3 Strategies to Add Accountability to Your Decision-making
Organizations yearn for accountability in their implementation of DEI approaches but often are not sure how to create it.
Getting Unstuck
For some time, I have been thinking about accountability and its connection to racial equity as a practice. This is a place where so many organizations get stuck. Let’s use a concrete example. Organization A decides to use the Racial Equity Impact Analysis Tool when making any policy recommendations. The sticky place becomes how that organization holds itself accountable for the change in practice.
Staying with our tool example, let’s define accountability.
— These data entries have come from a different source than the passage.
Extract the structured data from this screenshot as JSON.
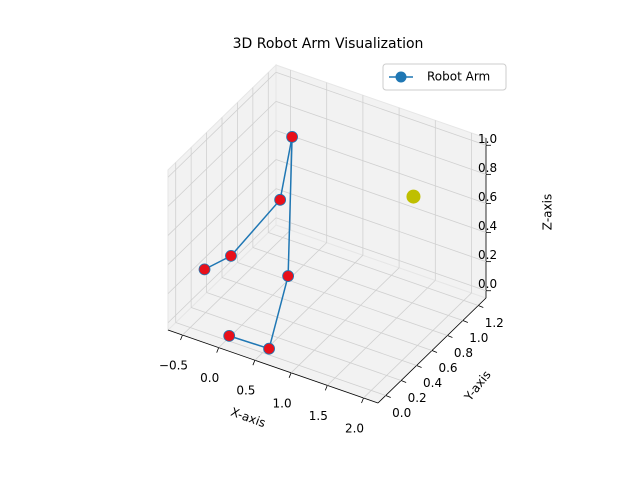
{
  "chart_data": {
    "type": "line3d",
    "title": "3D Robot Arm Visualization",
    "xlabel": "X-axis",
    "ylabel": "Y-axis",
    "zlabel": "Z-axis",
    "xlim": [
      -0.7,
      2.2
    ],
    "ylim": [
      -0.1,
      1.3
    ],
    "zlim": [
      -0.05,
      1.05
    ],
    "xticks": [
      {
        "value": -0.5,
        "label": "−0.5"
      },
      {
        "value": 0,
        "label": "0.0"
      },
      0.5,
      {
        "value": 1,
        "label": "1.0"
      },
      1.5,
      {
        "value": 2,
        "label": "2.0"
      }
    ],
    "yticks": [
      {
        "value": 0,
        "label": "0.0"
      },
      0.2,
      0.4,
      0.6,
      0.8,
      {
        "value": 1,
        "label": "1.0"
      },
      1.2
    ],
    "zticks": [
      {
        "value": 0,
        "label": "0.0"
      },
      0.2,
      0.4,
      0.6,
      0.8,
      {
        "value": 1,
        "label": "1.0"
      }
    ],
    "grid": true,
    "legend": "upper right",
    "series": [
      {
        "name": "Robot Arm",
        "color": "#1f77b4",
        "marker_color": "#e8101a",
        "x": [
          -0.43,
          -0.15,
          0.22,
          0.14,
          0.49,
          0.6,
          0.06
        ],
        "y": [
          0.12,
          0.2,
          0.49,
          0.72,
          0.34,
          -0.01,
          -0.02
        ],
        "z": [
          0.3,
          0.4,
          0.7,
          1.0,
          0.3,
          0.0,
          0.0
        ]
      }
    ],
    "target": {
      "x": 1.39,
      "y": 1.12,
      "z": 0.6,
      "color": "#bfbf00"
    }
  }
}
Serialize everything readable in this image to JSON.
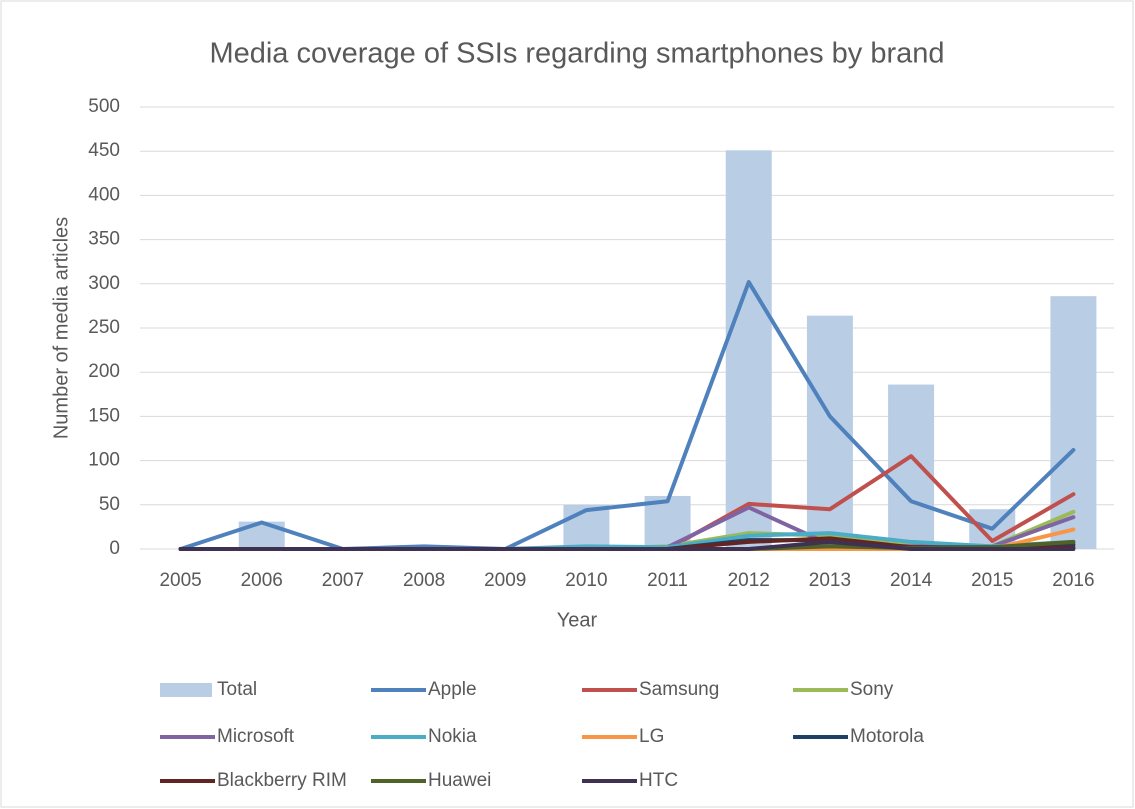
{
  "chart_data": {
    "type": "combo",
    "title": "Media coverage of SSIs regarding smartphones by brand",
    "x_label": "Year",
    "y_label": "Number of media articles",
    "categories": [
      "2005",
      "2006",
      "2007",
      "2008",
      "2009",
      "2010",
      "2011",
      "2012",
      "2013",
      "2014",
      "2015",
      "2016"
    ],
    "ylim": [
      0,
      500
    ],
    "yticks": [
      0,
      50,
      100,
      150,
      200,
      250,
      300,
      350,
      400,
      450,
      500
    ],
    "grid": true,
    "legend": "bottom",
    "series": [
      {
        "name": "Total",
        "type": "bar",
        "color": "#b9cde5",
        "values": [
          0,
          31,
          0,
          2,
          0,
          50,
          60,
          451,
          264,
          186,
          45,
          286
        ]
      },
      {
        "name": "Apple",
        "type": "line",
        "color": "#4f81bd",
        "values": [
          0,
          30,
          0,
          3,
          0,
          44,
          54,
          302,
          150,
          54,
          23,
          112
        ]
      },
      {
        "name": "Samsung",
        "type": "line",
        "color": "#c0504d",
        "values": [
          0,
          0,
          0,
          0,
          0,
          0,
          0,
          51,
          45,
          105,
          9,
          62
        ]
      },
      {
        "name": "Sony",
        "type": "line",
        "color": "#9bbb59",
        "values": [
          0,
          0,
          0,
          0,
          0,
          0,
          3,
          18,
          15,
          5,
          3,
          42
        ]
      },
      {
        "name": "Microsoft",
        "type": "line",
        "color": "#8064a2",
        "values": [
          0,
          0,
          0,
          0,
          0,
          0,
          2,
          47,
          5,
          3,
          3,
          36
        ]
      },
      {
        "name": "Nokia",
        "type": "line",
        "color": "#4bacc6",
        "values": [
          0,
          0,
          0,
          0,
          0,
          3,
          2,
          15,
          18,
          8,
          3,
          8
        ]
      },
      {
        "name": "LG",
        "type": "line",
        "color": "#f79646",
        "values": [
          0,
          0,
          0,
          0,
          0,
          0,
          0,
          0,
          0,
          0,
          0,
          22
        ]
      },
      {
        "name": "Motorola",
        "type": "line",
        "color": "#1f3f63",
        "values": [
          0,
          0,
          0,
          0,
          0,
          0,
          0,
          10,
          10,
          2,
          2,
          5
        ]
      },
      {
        "name": "Blackberry RIM",
        "type": "line",
        "color": "#632523",
        "values": [
          0,
          0,
          0,
          0,
          0,
          0,
          0,
          8,
          12,
          2,
          1,
          2
        ]
      },
      {
        "name": "Huawei",
        "type": "line",
        "color": "#4f6228",
        "values": [
          0,
          0,
          0,
          0,
          0,
          0,
          0,
          0,
          3,
          1,
          2,
          8
        ]
      },
      {
        "name": "HTC",
        "type": "line",
        "color": "#3f3151",
        "values": [
          0,
          0,
          0,
          0,
          0,
          0,
          0,
          0,
          8,
          0,
          0,
          0
        ]
      }
    ]
  }
}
Accountability: The ways in which organizations hold themselves to their goals and actions while acknowledging the values and communities to which they are responsible. Accountability needs its own plan and approach. According to Dr. Evelyn Carter’s work, DEI Initiatives Are Futile Without Accountability, “without a framework for measuring and evaluating their efforts, the resolve that many leaders and organizations have shown around improving DEI in recent years will falter when challenges arise.” That means, that when an organization changes a practice, it must also create an accountability strategy at the same time. Organization A begins conducting a racial equity impact analysis on its policy recommendations, as a practice.
Here is some additional guidance. You can create an accountability strategy in three parts.
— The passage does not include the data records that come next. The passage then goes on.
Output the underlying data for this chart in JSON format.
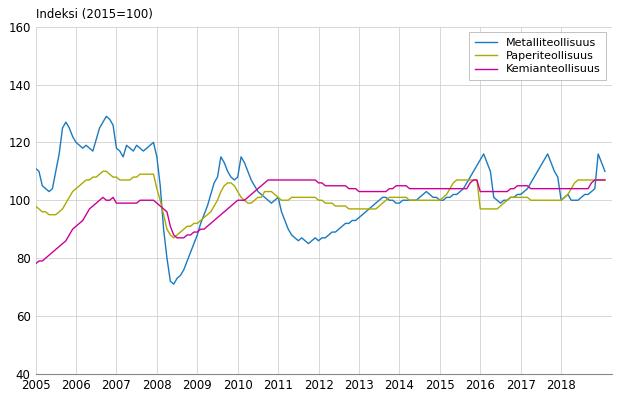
{
  "title": "Indeksi (2015=100)",
  "ylim": [
    40,
    160
  ],
  "yticks": [
    40,
    60,
    80,
    100,
    120,
    140,
    160
  ],
  "xlim_start": 2005.0,
  "xlim_end": 2019.25,
  "xtick_years": [
    2005,
    2006,
    2007,
    2008,
    2009,
    2010,
    2011,
    2012,
    2013,
    2014,
    2015,
    2016,
    2017,
    2018
  ],
  "line_colors": {
    "metal": "#1a7abf",
    "paper": "#aaaa00",
    "kemia": "#cc0099"
  },
  "legend_labels": [
    "Metalliteollisuus",
    "Paperiteollisuus",
    "Kemianteollisuus"
  ],
  "metal": [
    111,
    110,
    105,
    104,
    103,
    104,
    110,
    116,
    125,
    127,
    125,
    122,
    120,
    119,
    118,
    119,
    118,
    117,
    121,
    125,
    127,
    129,
    128,
    126,
    118,
    117,
    115,
    119,
    118,
    117,
    119,
    118,
    117,
    118,
    119,
    120,
    115,
    105,
    90,
    80,
    72,
    71,
    73,
    74,
    76,
    79,
    82,
    85,
    88,
    92,
    95,
    98,
    102,
    106,
    108,
    115,
    113,
    110,
    108,
    107,
    108,
    115,
    113,
    110,
    107,
    105,
    103,
    102,
    101,
    100,
    99,
    100,
    101,
    96,
    93,
    90,
    88,
    87,
    86,
    87,
    86,
    85,
    86,
    87,
    86,
    87,
    87,
    88,
    89,
    89,
    90,
    91,
    92,
    92,
    93,
    93,
    94,
    95,
    96,
    97,
    98,
    99,
    100,
    101,
    101,
    100,
    100,
    99,
    99,
    100,
    100,
    100,
    100,
    100,
    101,
    102,
    103,
    102,
    101,
    101,
    100,
    100,
    101,
    101,
    102,
    102,
    103,
    104,
    106,
    108,
    110,
    112,
    114,
    116,
    113,
    110,
    101,
    100,
    99,
    100,
    100,
    101,
    101,
    102,
    102,
    103,
    104,
    106,
    108,
    110,
    112,
    114,
    116,
    113,
    110,
    108,
    100,
    101,
    102,
    100,
    100,
    100,
    101,
    102,
    102,
    103,
    104,
    116,
    113,
    110
  ],
  "paper": [
    98,
    97,
    96,
    96,
    95,
    95,
    95,
    96,
    97,
    99,
    101,
    103,
    104,
    105,
    106,
    107,
    107,
    108,
    108,
    109,
    110,
    110,
    109,
    108,
    108,
    107,
    107,
    107,
    107,
    108,
    108,
    109,
    109,
    109,
    109,
    109,
    104,
    100,
    95,
    90,
    88,
    87,
    88,
    89,
    90,
    91,
    91,
    92,
    92,
    93,
    94,
    95,
    96,
    98,
    100,
    103,
    105,
    106,
    106,
    105,
    103,
    101,
    100,
    99,
    99,
    100,
    101,
    101,
    103,
    103,
    103,
    102,
    101,
    100,
    100,
    100,
    101,
    101,
    101,
    101,
    101,
    101,
    101,
    101,
    100,
    100,
    99,
    99,
    99,
    98,
    98,
    98,
    98,
    97,
    97,
    97,
    97,
    97,
    97,
    97,
    97,
    97,
    98,
    99,
    100,
    101,
    101,
    101,
    101,
    101,
    101,
    100,
    100,
    100,
    100,
    100,
    100,
    100,
    100,
    100,
    100,
    101,
    102,
    104,
    106,
    107,
    107,
    107,
    107,
    107,
    107,
    107,
    97,
    97,
    97,
    97,
    97,
    97,
    98,
    99,
    100,
    101,
    101,
    101,
    101,
    101,
    101,
    100,
    100,
    100,
    100,
    100,
    100,
    100,
    100,
    100,
    100,
    101,
    102,
    104,
    106,
    107,
    107,
    107,
    107,
    107,
    107,
    107,
    107,
    107
  ],
  "kemia": [
    78,
    79,
    79,
    80,
    81,
    82,
    83,
    84,
    85,
    86,
    88,
    90,
    91,
    92,
    93,
    95,
    97,
    98,
    99,
    100,
    101,
    100,
    100,
    101,
    99,
    99,
    99,
    99,
    99,
    99,
    99,
    100,
    100,
    100,
    100,
    100,
    99,
    98,
    97,
    96,
    91,
    88,
    87,
    87,
    87,
    88,
    88,
    89,
    89,
    90,
    90,
    91,
    92,
    93,
    94,
    95,
    96,
    97,
    98,
    99,
    100,
    100,
    100,
    101,
    102,
    103,
    104,
    105,
    106,
    107,
    107,
    107,
    107,
    107,
    107,
    107,
    107,
    107,
    107,
    107,
    107,
    107,
    107,
    107,
    106,
    106,
    105,
    105,
    105,
    105,
    105,
    105,
    105,
    104,
    104,
    104,
    103,
    103,
    103,
    103,
    103,
    103,
    103,
    103,
    103,
    104,
    104,
    105,
    105,
    105,
    105,
    104,
    104,
    104,
    104,
    104,
    104,
    104,
    104,
    104,
    104,
    104,
    104,
    104,
    104,
    104,
    104,
    104,
    104,
    106,
    107,
    107,
    103,
    103,
    103,
    103,
    103,
    103,
    103,
    103,
    103,
    104,
    104,
    105,
    105,
    105,
    105,
    104,
    104,
    104,
    104,
    104,
    104,
    104,
    104,
    104,
    104,
    104,
    104,
    104,
    104,
    104,
    104,
    104,
    104,
    106,
    107,
    107,
    107,
    107
  ]
}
Part 1: Create a consistent “equity why.”
Organization A establishes a clear why for the practice change.
Part 2: Keep organizational or team commitments
Organization A holds the policy director accountable for conducting the analysis across program areas as well as supporting staff as they grow their capacity.
Part 3: Maintain transparency in decision-making.
Everyone on the team understands how the decision was made.
Work From A Consistent Why
Accountability is a “how question”, but before getting there, you need a shared why. By why, I mean why racial equity work matters to your organization, company, or philanthropy. Tools — even great ones (like the Racial Equity Impact Analysis Tool) — can't create an organizational why. The why is a shared organizational understanding and can only be created together. The starting place for a consistent “why” is your organization’s mission and vision.
The "how" is not likely to be applied if the "why" is not clear.
- Jill Schwartz, World Trade Center Institute
Keep Organizational/Team Commitments
Circling back to the earlier example, using the Racial Equity Impact Analysis Tool for policy is an organizational commitment. One way to keep this commitment is to add the tool to your organization's existing process. It starts with how policy recommendations are made. The answer to this question should include both people and processes. Creating an accountability plan requires a realistic view of power and its connection to consequences. In this context, organizations and leaders within them have positional power to keep commitments. Now, willingness is a different story, but power — yes. Use it.
Accountability is often viewed through a lens of punishment, e.g., what happens when you don’t do something. Today, we have the opportunity to reframe it by moving away from reporting and moving toward accountability planning as concrete action.
Maintain Transparency in Decision-making
Transparency in decision-making is critical to equitable practices taking hold inside of organizations and within teams. In this sense, transparency means clearly outlined, openly communicated decision-making processes. It’s in the “how” of how decisions are reached. Now, let's unpack this a bit more. It's been my experience that people often confuse equity in decision-making with equality in decision-making.
The difference is that equity in decision-making recognizes that people are situated differently, while equality in decision-making positions everyone's opinion or everyone's feedback as carrying the same weight. In most organizations, not every person has an equal say in decisions.
Some decisions are strictly made by a leadership team, an executive director, or a president.
The challenge and the opportunity for leaders in creating transparent decision-making is two-fold:
Be honest when there is an opportunity for feedback and when there is not; and
Accept that staff may not like your decisions.
Create an Accountability Plan
Identify the function area where accountability is needed.
Then, answer the three questions below.
1. What: To uphold what values to what communities (e.g., spaces)?
2. Who: Who is being held accountable to uphold what commitment?
2. How: In which decisions (e.g., how were decisions made)?
Accountability can be a murky concept because we don’t often share the same understanding of its meaning. Apply these strategies to your next organizational or team decision to create an accountability structure for your team.